Monday, January 28, 2013

Does improving microscopy mean improving biology?

In my last article I began exploring the relationship between optics and biology to better determine to what extent optics is capable of solving problems in biology, particularly molecular and microbiology. I posed a set of questions, one of them asking whether "...the current trends in improving microscopies [will] lead to answers of the fundamental questions of molecular and microbiology."

Let me start this brief essay by stating my own current opinion, which is based primarily on speaking with biologists and perusing the internet. I believe that the fundamental problems in biology lay at the molecular level and at the systems level. The molecular-level problems include how certain proteins fold and are transported through organelles like the Golgi bodies [1].  The systems-level problems deal with the coherent interaction of the many elements within an organism. To illustrate this, consider how the coordinated actions of various cells (such as Schwann cells, astrocytes, and neurons) lead to an effective functionality of the nervous system.

Microscopy unfortunately is ill-suited to exploring either of these two levels. It is true that fluorescence microscopy has allowed us to specifically target some structures of interest inside a cell and that superresolving microscopies for beating the diffraction limit exist, like PALM and STORM. However, fluorescent markers--which are also used in PALM and STORM--are known to adversely affect the behaviors of live cells. PALM and STORM are furthermore very complex to implement and limited to some degree by their data acquisition times [2].

One popular line of microscopy research is label-free microscopy, whereby images are acquired without introducing any artificial contrast-generating mechanism into the sample.

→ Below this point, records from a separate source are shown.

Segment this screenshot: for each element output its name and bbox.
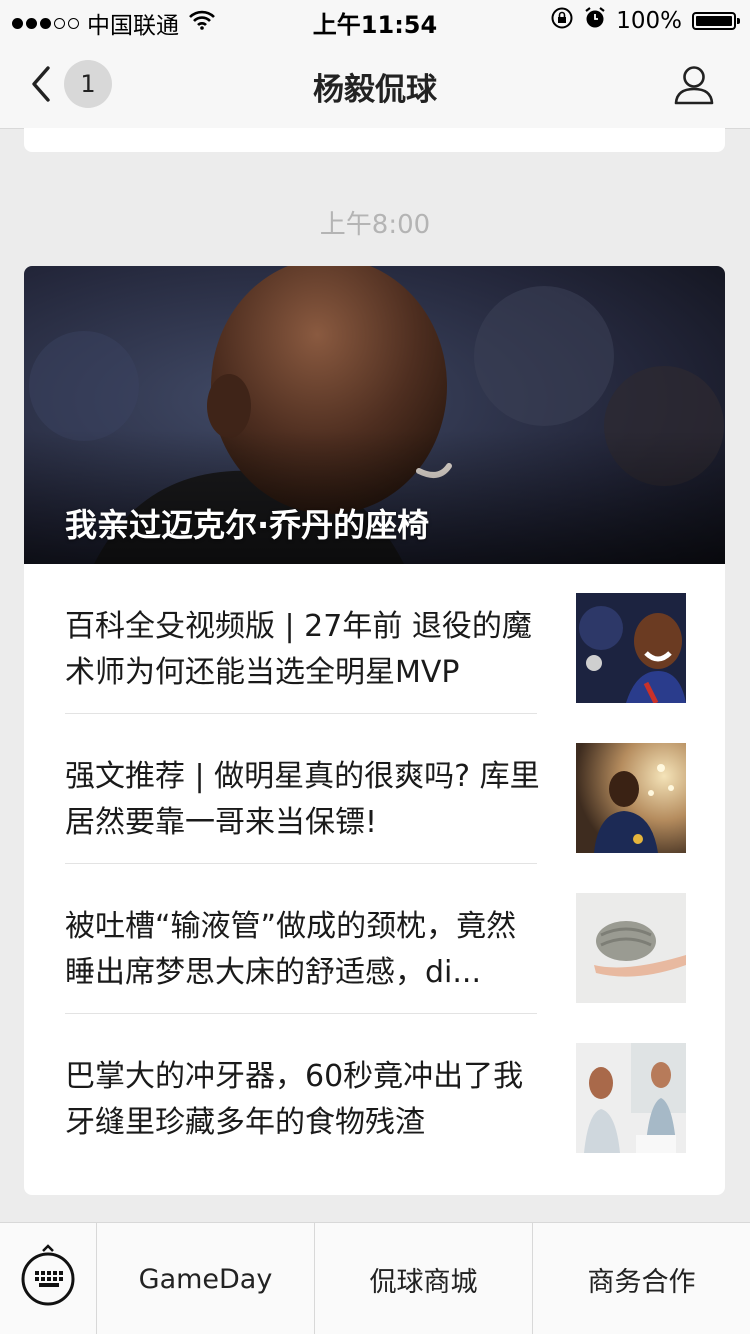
article-item[interactable]: 强文推荐 | 做明星真的很爽吗? 库里居然要靠一哥来当保镖! bbox=[24, 714, 725, 864]
nav-bar: 1 杨毅侃球 bbox=[0, 40, 750, 129]
battery-icon bbox=[692, 12, 740, 30]
article-item[interactable]: 被吐槽“输液管”做成的颈枕，竟然睡出席梦思大床的舒适感，di... bbox=[24, 864, 725, 1014]
smiling-player-photo bbox=[576, 593, 686, 703]
profile-icon bbox=[674, 66, 714, 105]
profile-button[interactable] bbox=[672, 62, 716, 106]
menu-shop[interactable]: 侃球商城 bbox=[315, 1223, 533, 1334]
article-item[interactable]: 巴掌大的冲牙器，60秒竟冲出了我牙缝里珍藏多年的食物残渣 bbox=[24, 1014, 725, 1164]
menu-business[interactable]: 商务合作 bbox=[533, 1223, 750, 1334]
status-bar: 中国联通 上午11:54 100% bbox=[0, 0, 750, 40]
article-title: 强文推荐 | 做明星真的很爽吗? 库里居然要靠一哥来当保镖! bbox=[65, 759, 540, 840]
keyboard-toggle-button[interactable] bbox=[0, 1223, 97, 1334]
article-title: 巴掌大的冲牙器，60秒竟冲出了我牙缝里珍藏多年的食物残渣 bbox=[65, 1059, 524, 1140]
hero-article[interactable]: 我亲过迈克尔·乔丹的座椅 bbox=[24, 266, 725, 564]
player-with-lights-photo bbox=[576, 743, 686, 853]
article-item[interactable]: 百科全殳视频版 | 27年前 退役的魔术师为何还能当选全明星MVP bbox=[24, 564, 725, 714]
article-title: 被吐槽“输液管”做成的颈枕，竟然睡出席梦思大床的舒适感，di... bbox=[65, 909, 517, 990]
lock-rotation-icon bbox=[550, 6, 574, 36]
hero-title: 我亲过迈克尔·乔丹的座椅 bbox=[65, 506, 430, 544]
battery-level bbox=[696, 16, 732, 26]
bathroom-women-photo bbox=[576, 1043, 686, 1153]
keyboard-icon bbox=[21, 1244, 75, 1306]
message-timestamp: 上午8:00 bbox=[319, 210, 431, 240]
neck-pillow-photo bbox=[576, 893, 686, 1003]
battery-percentage: 100% bbox=[616, 8, 682, 34]
alarm-icon bbox=[584, 6, 606, 36]
news-card: 我亲过迈克尔·乔丹的座椅 百科全殳视频版 | 27年前 退役的魔术师为何还能当选… bbox=[24, 266, 725, 1195]
menu-gameday[interactable]: GameDay bbox=[97, 1223, 315, 1334]
status-right: 100% bbox=[550, 6, 740, 36]
article-title: 百科全殳视频版 | 27年前 退役的魔术师为何还能当选全明星MVP bbox=[65, 609, 532, 690]
previous-message-card[interactable] bbox=[24, 128, 725, 152]
page-title: 杨毅侃球 bbox=[313, 72, 437, 108]
bottom-menu: GameDay 侃球商城 商务合作 bbox=[0, 1222, 750, 1334]
screen: 中国联通 上午11:54 100% 1 杨毅侃球 上午8:00 我亲过迈克尔·乔… bbox=[0, 0, 750, 1334]
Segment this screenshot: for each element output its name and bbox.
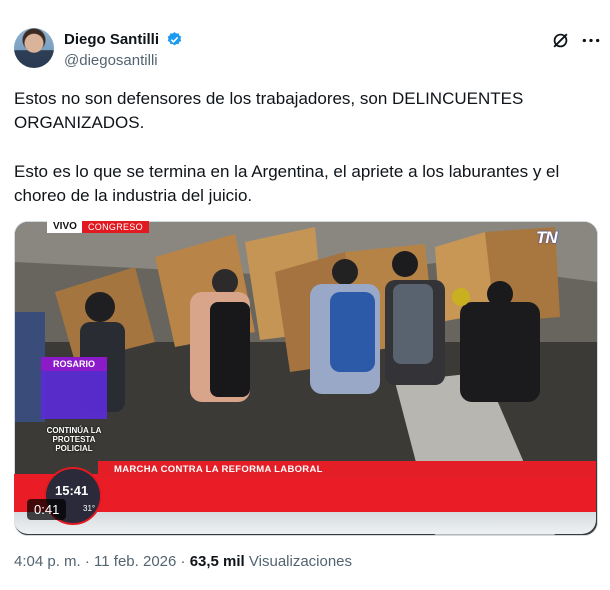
post-date[interactable]: 11 feb. 2026 — [94, 553, 176, 570]
verified-badge-icon — [167, 32, 182, 46]
channel-logo: TN — [536, 228, 558, 247]
video-bottom-strip — [14, 512, 596, 534]
post-metadata: 4:04 p. m. · 11 feb. 2026 · 63,5 mil Vis… — [14, 553, 352, 570]
meta-separator: · — [84, 553, 90, 570]
side-location-label: ROSARIO — [41, 357, 107, 371]
live-label: VIVO — [47, 221, 83, 233]
avatar[interactable] — [14, 28, 54, 68]
live-location-label: CONGRESO — [82, 221, 149, 233]
post-time[interactable]: 4:04 p. m. — [14, 553, 81, 570]
author-handle[interactable]: @diegosantilli — [64, 52, 158, 69]
grok-icon[interactable] — [551, 31, 570, 50]
meta-separator: · — [180, 553, 186, 570]
headline-bar: MARCHA CONTRA LA REFORMA LABORAL — [98, 461, 596, 478]
clock-temperature: 31° — [83, 504, 96, 513]
views-label: Visualizaciones — [248, 553, 353, 570]
post-text-paragraph-1: Estos no son defensores de los trabajado… — [14, 89, 524, 132]
views-count: 63,5 mil — [189, 553, 245, 570]
post-text-paragraph-2: Esto es lo que se termina en la Argentin… — [14, 162, 560, 205]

One example is based on stimulated Raman spectroscopy (SRS). This approach usually is a spectroscopic technique that involves inferring what collection of known substances contributed to a measured spectrum from an image. Achieving a good resolution with SRS or any other label-free technique usually means allowing for a severe increase in the measurement time. At the time of this writing, I see neither the spatial nor temporal resolution of label-free microscopies as good enough for addressing the current open-ended biological problems.

At the systems level, microscopy is simply not the tool to use. I think that computer modeling and experiments on live animals are the norm here, though I am not saying that optics cannot play any role.

Overall, I think that we optical scientists are placing too much emphasis on improving light microscopy [3]. It seems to me that the information that biologists require is not found in images but rather in some other form. This is not to say that optics is of no use to biology. Take the technique known as dual polarization interferometry, for example, which uses light to probe protein crystal and lipid bilayer growth on waveguides. As another example, consider that optical tweezers have been influential in measuring the mechanics of biopolymers like DNA.

So what should we focus our attention on? I think label-free sensing mechanisms are in the right direction because they risk minimal alteration to cell and biomolecule functionality. I also think that techniques for sensing dynamic phenomena will trump anything that looks at the structure of fixed (dead) cells. Structure at this point seems well-known to biologists, but how structure evolves in time is not. Finally, controlling biological systems with light seems incredibly promising (e.g. optogenetics), though I think it is too early to tell whether it'll be valuable in deepening our knowledge.

I will hopefully address whether optics is the best tool for fulfilling these characteristics in the future.

Some references
The Wikipedia articles on Molecular biology, the Central dogma of molecular biology, and Biophysics are worth reading.

Stanford Encyclopedia of Philosophy entry on Molecular Biology

Seven fundamental, unsolved questions in molecular biology: Cooperative storage and bi-directional transfer of biological information by nucleic acids and proteins: an alternative to “central dogma”

[1] I have personally been exposed to a problem of the mechanics of certain biopolymers in regulating the structure of mitochondria. Biopolymers may arguably lie outside the realm of molecular biology since they are made of many, many molecules and not just a few, but I believe that my experience with this problem gave me some good insight.

[2] I have heard that Nikon microscopes are now offering STORM capabilities.

[3] I should point out that I think that the work in improving microscopies IS worth doing, I'm just not so certain that so much attention should be given to it.